Ah, the Wild Mouse. Tell me, if the corners of the track are rounded, why does it make sharp turns? There's nothing like dangling off the edge while being slammed into your friend as you're shouting your wills to each other. The part that makes it relevant to this blog happened while we were standing in line.
1. I found out who's been leaving those mean 'anonymous' comments because she's too lazy to sign in. And no, Esme, you can't leave another mean retort because I paid back the money I owed you for lunch, ice cream, and admittance into the park in less than twelve hours-plus 9% interest you didn't even ask for.
And now I'm doing math in the summer. Curse you, Ms. Oberg! Actually, I learned how to do proportions in seventh grade from my nice math teacher. Why didn't I just say 'plus $2'? Alright, Esme, you are the smart one. Don't read that.

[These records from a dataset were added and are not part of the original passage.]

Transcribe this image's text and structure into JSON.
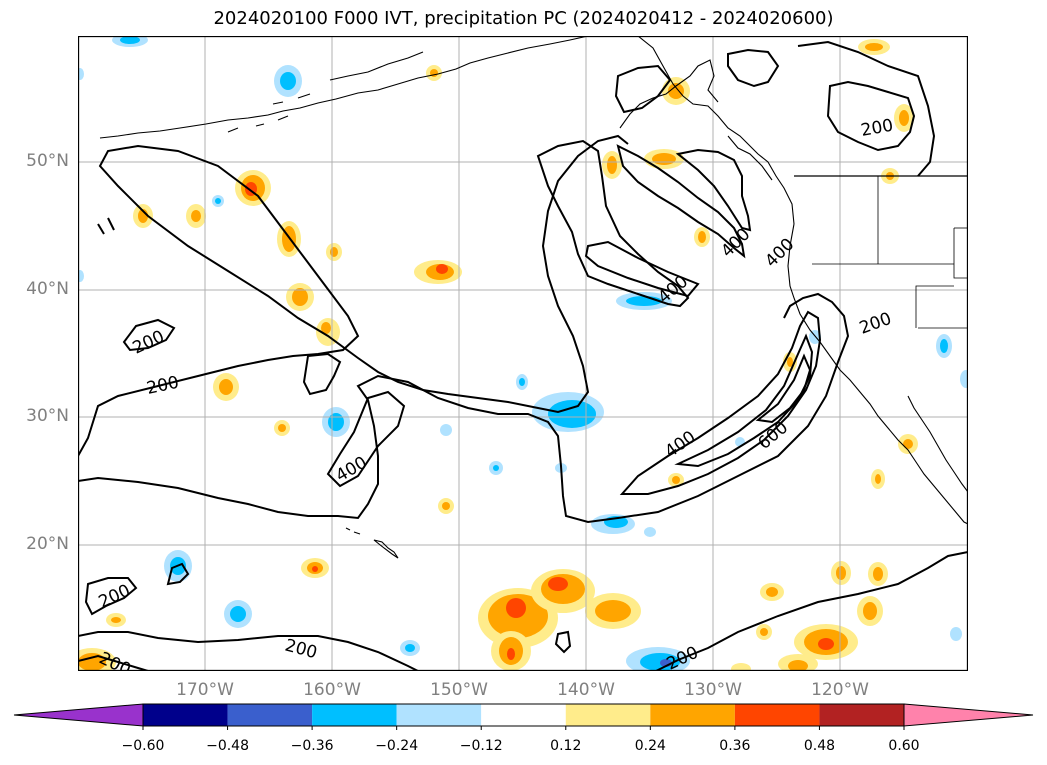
{
  "title": "2024020100 F000 IVT, precipitation PC (2024020412 - 2024020600)",
  "lat_labels": [
    "50°N",
    "40°N",
    "30°N",
    "20°N"
  ],
  "lon_labels": [
    "170°W",
    "160°W",
    "150°W",
    "140°W",
    "130°W",
    "120°W"
  ],
  "contour_labels": [
    "200",
    "200",
    "200",
    "200",
    "200",
    "200",
    "200",
    "400",
    "400",
    "400",
    "400",
    "400",
    "600"
  ],
  "colorbar": {
    "tick_labels": [
      "−0.60",
      "−0.48",
      "−0.36",
      "−0.24",
      "−0.12",
      "0.12",
      "0.24",
      "0.36",
      "0.48",
      "0.60"
    ],
    "colors": [
      "#9932cc",
      "#00008b",
      "#3a5fcd",
      "#00bfff",
      "#b0e2ff",
      "#ffffff",
      "#ffec8b",
      "#ffa500",
      "#ff4500",
      "#b22222",
      "#ff82ab"
    ]
  },
  "colors": {
    "contour": "#000000",
    "grid": "#b0b0b0",
    "label": "#808080"
  }
}
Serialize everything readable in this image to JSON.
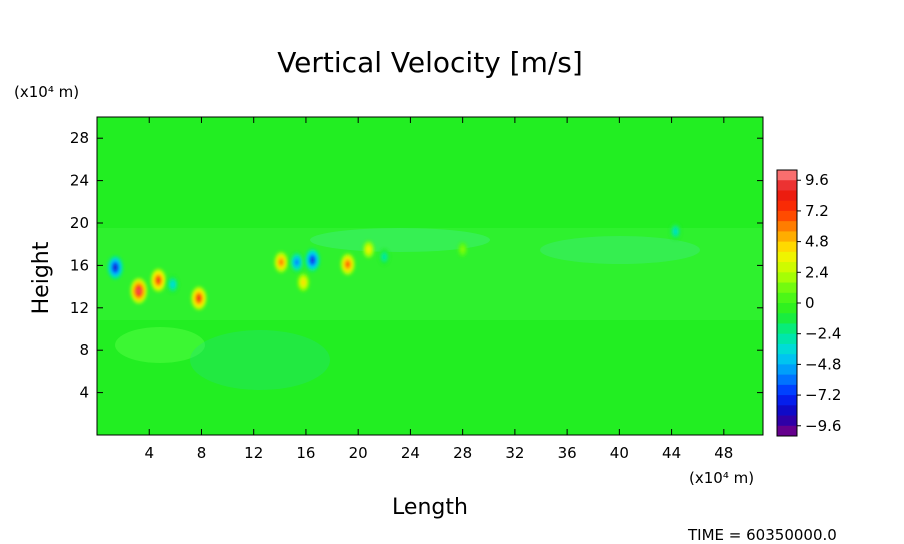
{
  "chart_data": {
    "type": "heatmap",
    "title": "Vertical Velocity [m/s]",
    "xlabel": "Length",
    "ylabel": "Height",
    "x_unit": "(x10⁴ m)",
    "y_unit": "(x10⁴ m)",
    "xlim": [
      0,
      51
    ],
    "ylim": [
      0,
      30
    ],
    "x_ticks": [
      4,
      8,
      12,
      16,
      20,
      24,
      28,
      32,
      36,
      40,
      44,
      48
    ],
    "y_ticks": [
      4,
      8,
      12,
      16,
      20,
      24,
      28
    ],
    "colorbar": {
      "ticks": [
        9.6,
        7.2,
        4.8,
        2.4,
        0,
        -2.4,
        -4.8,
        -7.2,
        -9.6
      ],
      "range": [
        -10.4,
        10.4
      ]
    },
    "background_value": 0,
    "features": [
      {
        "x": 1.4,
        "y": 15.8,
        "value": -8.5
      },
      {
        "x": 3.2,
        "y": 13.6,
        "value": 9.6
      },
      {
        "x": 4.7,
        "y": 14.6,
        "value": 8.0
      },
      {
        "x": 5.8,
        "y": 14.2,
        "value": -4.0
      },
      {
        "x": 7.8,
        "y": 12.9,
        "value": 8.2
      },
      {
        "x": 14.1,
        "y": 16.3,
        "value": 6.5
      },
      {
        "x": 15.3,
        "y": 16.3,
        "value": -6.0
      },
      {
        "x": 16.5,
        "y": 16.5,
        "value": -8.0
      },
      {
        "x": 15.8,
        "y": 14.4,
        "value": 4.5
      },
      {
        "x": 19.2,
        "y": 16.1,
        "value": 7.0
      },
      {
        "x": 20.8,
        "y": 17.5,
        "value": 4.0
      },
      {
        "x": 22.0,
        "y": 16.8,
        "value": -3.0
      },
      {
        "x": 28.0,
        "y": 17.5,
        "value": 1.6
      },
      {
        "x": 44.3,
        "y": 19.2,
        "value": -3.5
      }
    ],
    "time_label": "TIME",
    "time_value": "60350000.0"
  }
}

2. I saw the You Must be This Tall to Ride sign. It brings back the dark days when I was under 46 inches. I feel sorry for all the dwarfs/midgets/pygmies/whatever the polite term is who have to ride the kiddie rides their whole lives.
Height restrictions are one of the most common and sensible forms of ageism. Little kids are so cute. It's less of a tragedy when an adult takes a turn over the edge. But here's what I don't understand. The sign said persons under 46 inches (117 centimeters) were not permitted to ride and persons under 50 inches (127 centimeters) were not permitted to ride unless accompanied by a responsible person. Not a responsible adult, a responsible person. That's a first one. I like it, but it doesn't really make sense if you think about it. At 46 inches, your life is in danger if you ride this roller coaster. Come back next year and you're fine, so long as a responsible person is next to you the whole time. Maybe 50 inchers are still tall enough to be thrown from the cart, but any responsible person would reach out and grab hold of a leg and keep hold throughout the whole jarring, dipping ride.
I'd certainly hope most people would try, regardless of age.